Are there any words that contain at least one of each different vowel?
words <- stringr::words
words[str_detect(words, "a") & str_detect(words, "e") & str_detect(words, "i") & str_detect(words, "o") & str_detect(words, "u")]
## character(0)
What word has the highest number of vowels?
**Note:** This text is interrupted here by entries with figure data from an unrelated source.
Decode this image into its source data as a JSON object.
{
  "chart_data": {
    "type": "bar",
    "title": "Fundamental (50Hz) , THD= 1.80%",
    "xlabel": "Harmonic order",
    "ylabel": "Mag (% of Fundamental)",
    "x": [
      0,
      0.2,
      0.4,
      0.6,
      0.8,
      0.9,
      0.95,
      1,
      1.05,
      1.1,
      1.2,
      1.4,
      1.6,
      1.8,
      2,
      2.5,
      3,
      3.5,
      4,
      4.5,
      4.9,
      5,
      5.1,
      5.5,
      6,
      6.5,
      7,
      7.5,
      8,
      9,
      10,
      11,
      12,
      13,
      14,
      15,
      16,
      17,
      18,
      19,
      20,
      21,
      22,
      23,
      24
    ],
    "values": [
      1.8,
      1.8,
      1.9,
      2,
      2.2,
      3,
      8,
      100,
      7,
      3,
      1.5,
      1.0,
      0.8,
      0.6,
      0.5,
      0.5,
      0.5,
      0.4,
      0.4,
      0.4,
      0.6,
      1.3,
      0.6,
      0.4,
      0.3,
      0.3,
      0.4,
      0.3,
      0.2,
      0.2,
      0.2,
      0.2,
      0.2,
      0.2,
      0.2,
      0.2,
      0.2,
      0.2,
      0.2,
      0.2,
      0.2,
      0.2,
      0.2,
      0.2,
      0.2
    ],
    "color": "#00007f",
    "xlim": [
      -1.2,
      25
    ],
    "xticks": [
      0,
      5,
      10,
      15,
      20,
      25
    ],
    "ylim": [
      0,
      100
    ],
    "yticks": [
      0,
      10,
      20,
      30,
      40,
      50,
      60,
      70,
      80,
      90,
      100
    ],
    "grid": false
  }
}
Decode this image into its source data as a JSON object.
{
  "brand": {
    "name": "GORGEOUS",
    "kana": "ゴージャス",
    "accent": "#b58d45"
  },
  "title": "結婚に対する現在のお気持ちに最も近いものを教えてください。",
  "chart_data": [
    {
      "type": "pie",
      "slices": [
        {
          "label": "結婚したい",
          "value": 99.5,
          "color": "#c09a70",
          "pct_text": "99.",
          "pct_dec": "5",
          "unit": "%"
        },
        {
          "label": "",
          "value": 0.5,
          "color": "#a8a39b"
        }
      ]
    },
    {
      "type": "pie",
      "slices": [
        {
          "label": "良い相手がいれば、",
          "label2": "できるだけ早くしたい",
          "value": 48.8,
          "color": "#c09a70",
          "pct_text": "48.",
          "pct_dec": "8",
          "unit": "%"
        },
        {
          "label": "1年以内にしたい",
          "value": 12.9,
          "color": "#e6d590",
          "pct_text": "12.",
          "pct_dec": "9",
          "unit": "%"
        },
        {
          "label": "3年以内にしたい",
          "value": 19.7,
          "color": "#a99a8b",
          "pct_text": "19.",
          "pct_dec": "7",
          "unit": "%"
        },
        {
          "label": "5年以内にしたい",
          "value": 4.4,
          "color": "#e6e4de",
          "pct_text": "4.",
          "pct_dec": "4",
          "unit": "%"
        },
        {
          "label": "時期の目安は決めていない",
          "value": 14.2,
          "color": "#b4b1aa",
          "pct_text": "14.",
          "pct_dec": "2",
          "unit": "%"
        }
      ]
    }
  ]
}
What word has the highest proportion of vowels? (Hint: what is the denominator?)
words <- stringr::words
numvowels <- tibble(word = words,
vowels = str_count(words, "[aeiou]")) %>%
arrange(desc(vowels))
numvowels
## # A tibble: 980 x 2
## word vowels
## <chr> <int>
## 1 appropriate 5
## 2 associate 5
## 3 available 5
## 4 colleague 5
## 5 encourage 5
## 6 experience 5
## 7 individual 5
## 8 television 5
## 9 absolute 4
## 10 achieve 4
## # … with 970 more rows
words <- stringr::words
propvowels <- tibble(word = words,
vowel = str_count(words, "[aeiou]")/str_length(words))
propvowels
## # A tibble: 980 x 2
## word vowel
## <chr> <dbl>
## 1 a 1
## 2 able 0.5
## 3 about 0.6
## 4 absolute 0.5
## 5 accept 0.333
## 6 account 0.429
## 7 achieve 0.571
## 8 across 0.333
## 9 act 0.333
## 10 active 0.5
## # … with 970 more rows